According to the group:
“Granting nonbank entities and crypto institutions access to the master accounts poses risks to the banking system.”
Meanwhile, Warren is also pressing the ethics argument that has become central to Democratic resistance.
The lawmaker has said that new crypto legislation should not move through the Banking Committee without stronger guardrails to address conflicts of interest involving President Donald Trump and his family’s crypto ventures.
That line of attack gives Democrats a broader political frame than just investor protection. It links the bill to concerns that public officials could benefit from policies that expand the digital asset market, especially if the legislation leaves gaps around affiliated projects, stablecoin activity or token holdings connected to political figures.
The ethics push complicates the Republican case for speed. Supporters argue the bill is needed to end regulatory uncertainty.

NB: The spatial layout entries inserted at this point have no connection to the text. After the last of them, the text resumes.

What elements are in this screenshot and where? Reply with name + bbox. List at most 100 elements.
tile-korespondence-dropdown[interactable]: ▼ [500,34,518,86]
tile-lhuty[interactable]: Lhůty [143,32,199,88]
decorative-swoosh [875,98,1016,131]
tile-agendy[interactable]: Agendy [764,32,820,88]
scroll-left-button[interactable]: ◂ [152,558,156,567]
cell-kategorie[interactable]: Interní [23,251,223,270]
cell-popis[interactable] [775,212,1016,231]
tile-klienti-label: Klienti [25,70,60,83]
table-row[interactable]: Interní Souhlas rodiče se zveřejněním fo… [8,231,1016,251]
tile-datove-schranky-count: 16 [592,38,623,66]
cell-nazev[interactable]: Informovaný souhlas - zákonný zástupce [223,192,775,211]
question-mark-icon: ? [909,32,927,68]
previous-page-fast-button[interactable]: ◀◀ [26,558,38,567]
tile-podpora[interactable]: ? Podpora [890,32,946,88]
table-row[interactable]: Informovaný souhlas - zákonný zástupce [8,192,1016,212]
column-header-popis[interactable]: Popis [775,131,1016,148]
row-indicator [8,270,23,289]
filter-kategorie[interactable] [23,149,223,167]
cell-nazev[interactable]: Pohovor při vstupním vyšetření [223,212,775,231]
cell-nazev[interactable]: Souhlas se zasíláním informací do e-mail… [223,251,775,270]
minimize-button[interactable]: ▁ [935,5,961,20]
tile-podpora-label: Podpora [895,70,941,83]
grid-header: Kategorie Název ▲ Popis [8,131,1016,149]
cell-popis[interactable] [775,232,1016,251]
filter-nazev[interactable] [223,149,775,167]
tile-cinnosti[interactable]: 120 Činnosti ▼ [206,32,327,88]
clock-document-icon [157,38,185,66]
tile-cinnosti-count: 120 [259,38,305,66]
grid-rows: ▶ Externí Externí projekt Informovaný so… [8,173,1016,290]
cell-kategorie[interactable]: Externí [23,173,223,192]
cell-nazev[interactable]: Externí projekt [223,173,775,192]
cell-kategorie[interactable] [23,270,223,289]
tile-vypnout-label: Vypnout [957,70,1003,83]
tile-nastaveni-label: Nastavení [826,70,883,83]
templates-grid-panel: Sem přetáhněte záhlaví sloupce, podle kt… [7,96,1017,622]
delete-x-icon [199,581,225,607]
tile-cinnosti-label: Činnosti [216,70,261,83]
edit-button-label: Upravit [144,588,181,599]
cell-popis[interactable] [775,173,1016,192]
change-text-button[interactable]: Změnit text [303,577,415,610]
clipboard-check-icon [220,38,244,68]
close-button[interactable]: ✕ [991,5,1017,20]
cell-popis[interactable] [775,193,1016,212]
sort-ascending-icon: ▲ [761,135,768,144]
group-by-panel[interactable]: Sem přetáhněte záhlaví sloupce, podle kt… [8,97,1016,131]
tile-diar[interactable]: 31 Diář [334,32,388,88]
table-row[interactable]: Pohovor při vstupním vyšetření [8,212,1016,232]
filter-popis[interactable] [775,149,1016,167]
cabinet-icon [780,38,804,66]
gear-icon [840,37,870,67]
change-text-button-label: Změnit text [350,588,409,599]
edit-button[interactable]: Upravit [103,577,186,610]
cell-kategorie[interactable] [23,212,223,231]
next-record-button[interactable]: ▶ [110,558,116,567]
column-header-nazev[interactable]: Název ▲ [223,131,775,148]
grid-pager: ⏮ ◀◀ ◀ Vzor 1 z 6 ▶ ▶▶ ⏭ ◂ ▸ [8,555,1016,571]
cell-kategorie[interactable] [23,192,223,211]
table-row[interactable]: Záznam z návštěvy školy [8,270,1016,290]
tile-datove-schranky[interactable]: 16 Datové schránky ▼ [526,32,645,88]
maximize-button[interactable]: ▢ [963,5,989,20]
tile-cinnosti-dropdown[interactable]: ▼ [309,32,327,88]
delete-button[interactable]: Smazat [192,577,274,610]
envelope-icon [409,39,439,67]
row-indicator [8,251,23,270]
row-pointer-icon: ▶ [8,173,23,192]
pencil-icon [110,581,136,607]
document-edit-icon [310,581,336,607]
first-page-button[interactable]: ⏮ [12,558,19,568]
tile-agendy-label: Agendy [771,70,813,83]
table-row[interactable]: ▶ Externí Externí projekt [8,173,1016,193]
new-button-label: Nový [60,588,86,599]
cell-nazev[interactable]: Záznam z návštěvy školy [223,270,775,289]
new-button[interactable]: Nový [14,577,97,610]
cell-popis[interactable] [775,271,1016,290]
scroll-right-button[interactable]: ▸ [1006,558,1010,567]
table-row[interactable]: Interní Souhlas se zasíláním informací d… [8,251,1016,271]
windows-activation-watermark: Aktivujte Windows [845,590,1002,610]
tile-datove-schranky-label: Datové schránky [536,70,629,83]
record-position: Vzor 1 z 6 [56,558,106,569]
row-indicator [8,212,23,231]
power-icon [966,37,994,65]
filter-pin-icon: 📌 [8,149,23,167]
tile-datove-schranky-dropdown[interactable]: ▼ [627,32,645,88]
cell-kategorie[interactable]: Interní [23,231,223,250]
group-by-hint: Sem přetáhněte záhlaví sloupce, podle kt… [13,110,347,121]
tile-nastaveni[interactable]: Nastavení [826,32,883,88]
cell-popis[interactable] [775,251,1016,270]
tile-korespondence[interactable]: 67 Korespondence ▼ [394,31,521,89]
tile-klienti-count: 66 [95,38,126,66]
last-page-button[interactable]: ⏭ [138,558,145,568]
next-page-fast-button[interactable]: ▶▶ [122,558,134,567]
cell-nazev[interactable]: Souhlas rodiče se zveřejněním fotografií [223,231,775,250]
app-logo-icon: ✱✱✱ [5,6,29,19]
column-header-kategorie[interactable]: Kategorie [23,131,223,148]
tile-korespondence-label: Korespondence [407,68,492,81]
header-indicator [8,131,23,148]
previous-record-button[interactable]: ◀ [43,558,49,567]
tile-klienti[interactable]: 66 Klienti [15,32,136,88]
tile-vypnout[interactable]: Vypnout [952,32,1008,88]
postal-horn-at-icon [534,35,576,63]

Warren and other skeptics argue that speed without additional safeguards could entrench conflicts before Congress has built a durable oversight framework.
DeFi and legal tender amendments widen the fight
Other Democratic amendments would expand the debate beyond stablecoins and ethics into the structure of decentralized finance and the legal status of crypto assets.
Sen. Mark Warner filed an amendment that would overhaul the bill’s decentralized finance provisions.
The latest CLARITY Act text attempts to define when a protocol is sufficiently decentralized and when an operator, platform, or intermediary should face bank-like compliance obligations.
That section is among the most technically sensitive parts of the bill because it determines whether some DeFi systems can operate outside traditional intermediary rules or must comply with reporting, monitoring, and anti-money laundering requirements.
Warner’s amendment signals that some Democrats remain uncomfortable with the bill’s treatment of DeFi.
Their concern is that broad exemptions for decentralized protocols could allow firms to avoid oversight by claiming that no central entity controls the system.
Crypto developers counter that rules built for custodial intermediaries cannot be applied cleanly to open-source protocols without forcing some projects offshore or shutting them down.
Reed also filed a separate amendment that would prohibit cryptocurrencies from being used as legal tender, including for tax payments.
That proposal would push against efforts by some crypto-friendly lawmakers to give Bitcoin or other digital assets a more formal role in public payments.
Together, the DeFi and legal tender amendments show that the impending markup will not be limited to one banking dispute.
Senators will also be asked to decide how much autonomy decentralized systems should have, how far crypto assets should be allowed to enter public finance, and whether the bill gives regulators sufficient authority to police risks across the market.
Crypto industry urges senators to hold the line
Despite all of these pressures, crypto industry groups are urging the committee to move the CLARITY Act forward without amendments that would weaken the compromise.
On X, the Blockchain Association and Crypto Council for Innovation have called the markup a defining moment for US leadership in financial technology.
Their argument is that the bill would replace fragmented enforcement-driven oversight with a statutory framework that lets companies build in the US under clearer rules.
Stand With Crypto has taken a more direct political approach, framing the bank-backed push against stablecoin rewards as an attempt to protect incumbents from competition.
The group’s campaign is aimed at showing senators that crypto supporters are organized enough to match the pressure coming from banks and trade associations.
For pro-crypto lawmakers, the challenge is holding together a coalition broad enough to get the bill out of committee while preserving language that can survive the Senate floor.
Republicans control the committee, but the broader bill will still need Democratic support to clear the broader Senate floor. That makes the markup both a policy negotiation and an early vote-counting exercise.